INTRODUCTION: The Environmental Determinants of Diabetes in the Young study follows an HLA risk selected birth cohort for celiac disease (CD) development using a uniform protocol. Children under investigation come from 6 different regions within Europe and the United States. Our aim was to identify regional differences in CD autoimmunity and CD cumulative incidence for children born between 2004 and 2010. METHODS: Children (n = 6,628) with DQ2.5 and/or DQ8.1 were enrolled prospectively from birth in Georgia, Washington, Colorado, Finland, Germany, and Sweden. Children underwent periodic study screening for tissue transglutaminase antibodies and then CD evaluation per clinical care.
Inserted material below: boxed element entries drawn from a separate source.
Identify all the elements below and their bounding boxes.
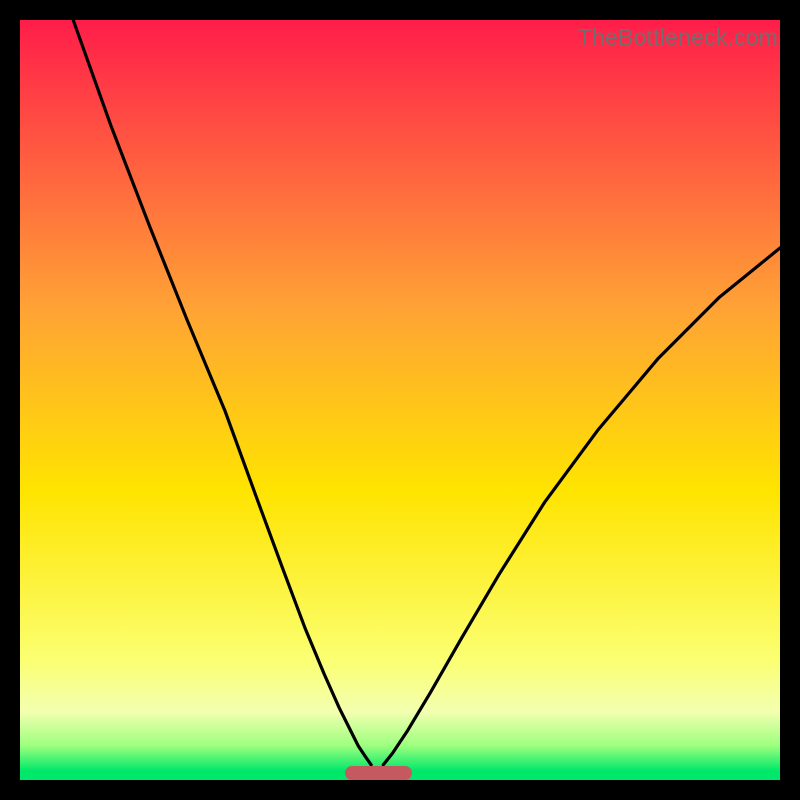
bottleneck-marker — [345, 766, 412, 780]
watermark-text: TheBottleneck.com — [578, 24, 778, 51]
plot-frame — [20, 20, 780, 780]
background-gradient — [20, 20, 780, 780]
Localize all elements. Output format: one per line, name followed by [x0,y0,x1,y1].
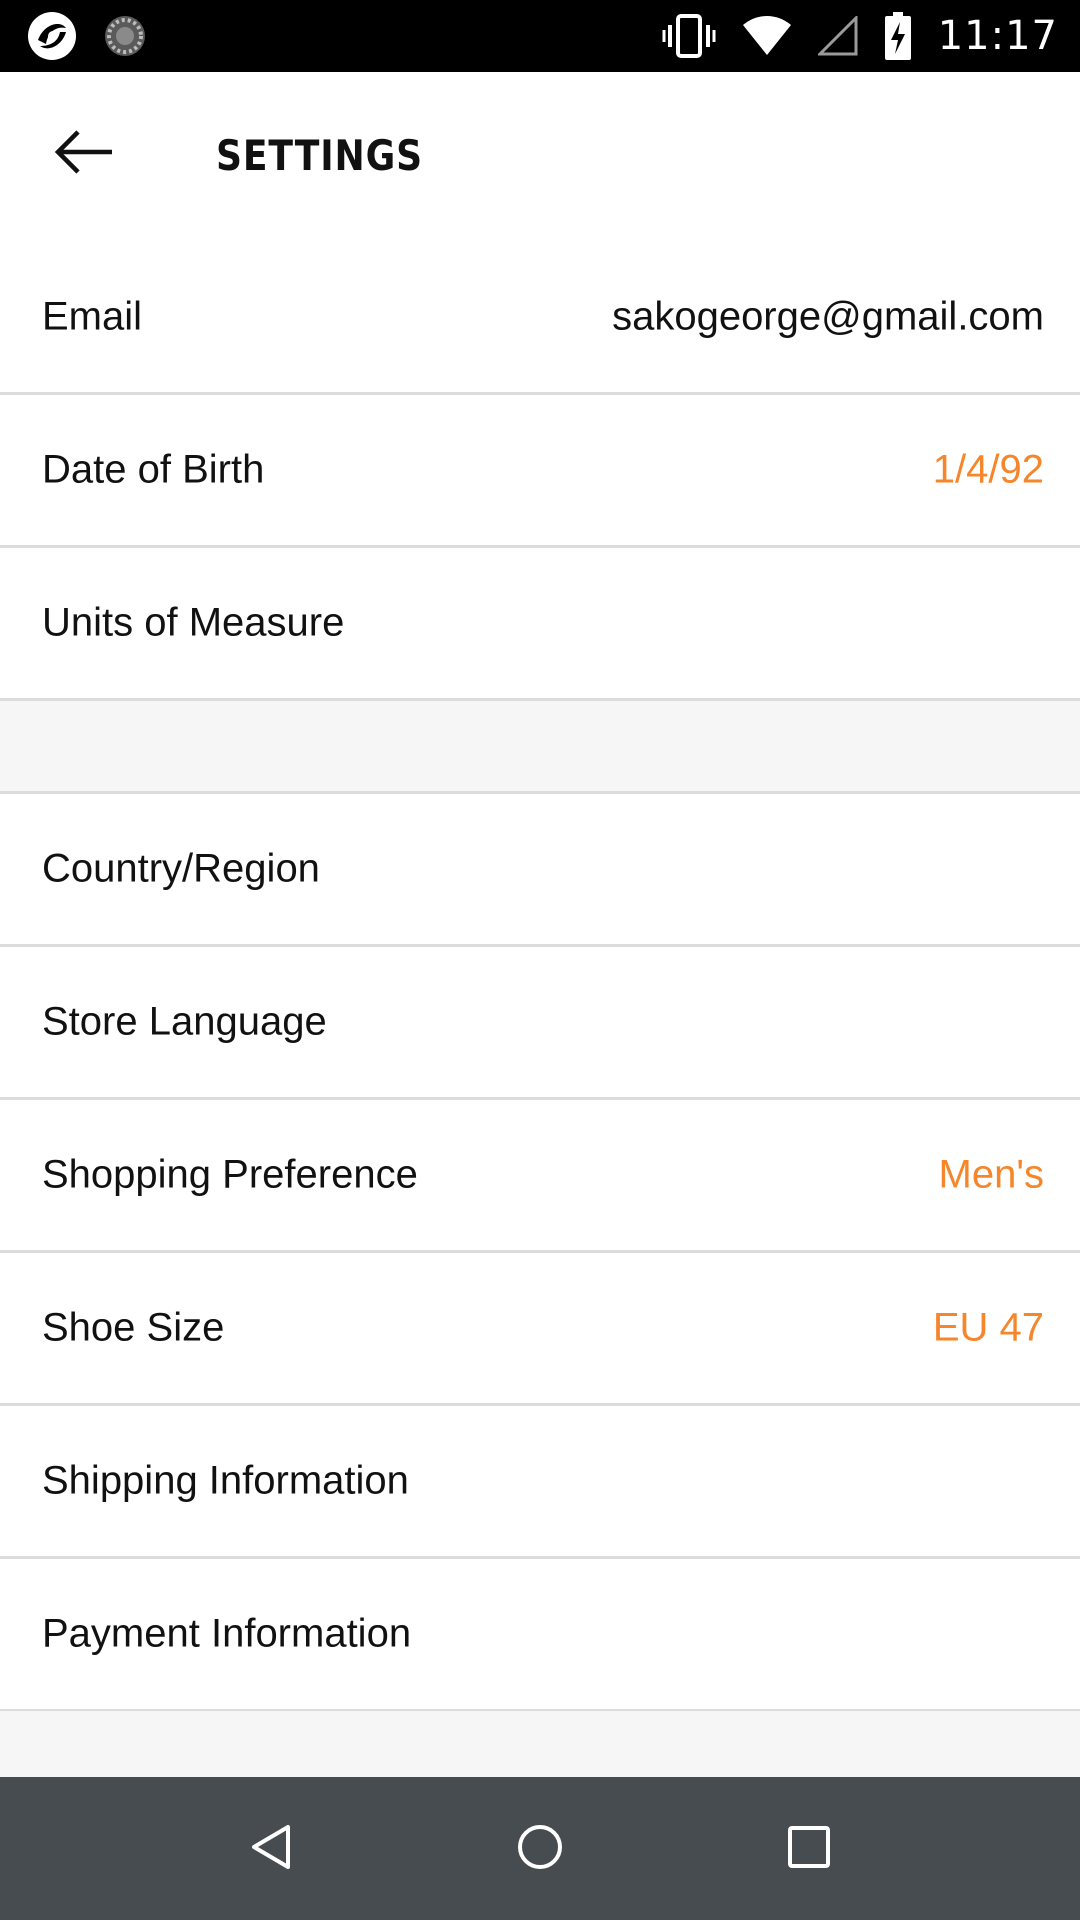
shoe-size-value: EU 47 [932,1305,1044,1350]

Population-specific estimates were calculated by weighting the study-specific cumulative incidence with the population-specific haplogenotype frequencies obtained from large stem cell registries from each site. RESULTS: Individual haplogenotype risks for CD autoimmunity and CD varied by region and affected the cumulative incidence within that region. The CD incidence by age 10 years was highest in Swedish children at 3%. Within the United States, the incidence by age 10 years in Colorado was 2.4%. In the model adjusted for HLA, sex, and family history, Colorado children had a 2.5-fold higher risk of CD compared to Washington. Likewise, Swedish children had a 1.4-fold and 1.8-fold higher risk of CD compared with those in Finland and Germany, respectively. DISCUSSION: There is high regional variability in cumulative incidence of CD, which suggests differential environmental, genetic, and epigenetic influences even within the United States. The overall high incidence warrants a low threshold for screening and further research on region-specific CD triggers.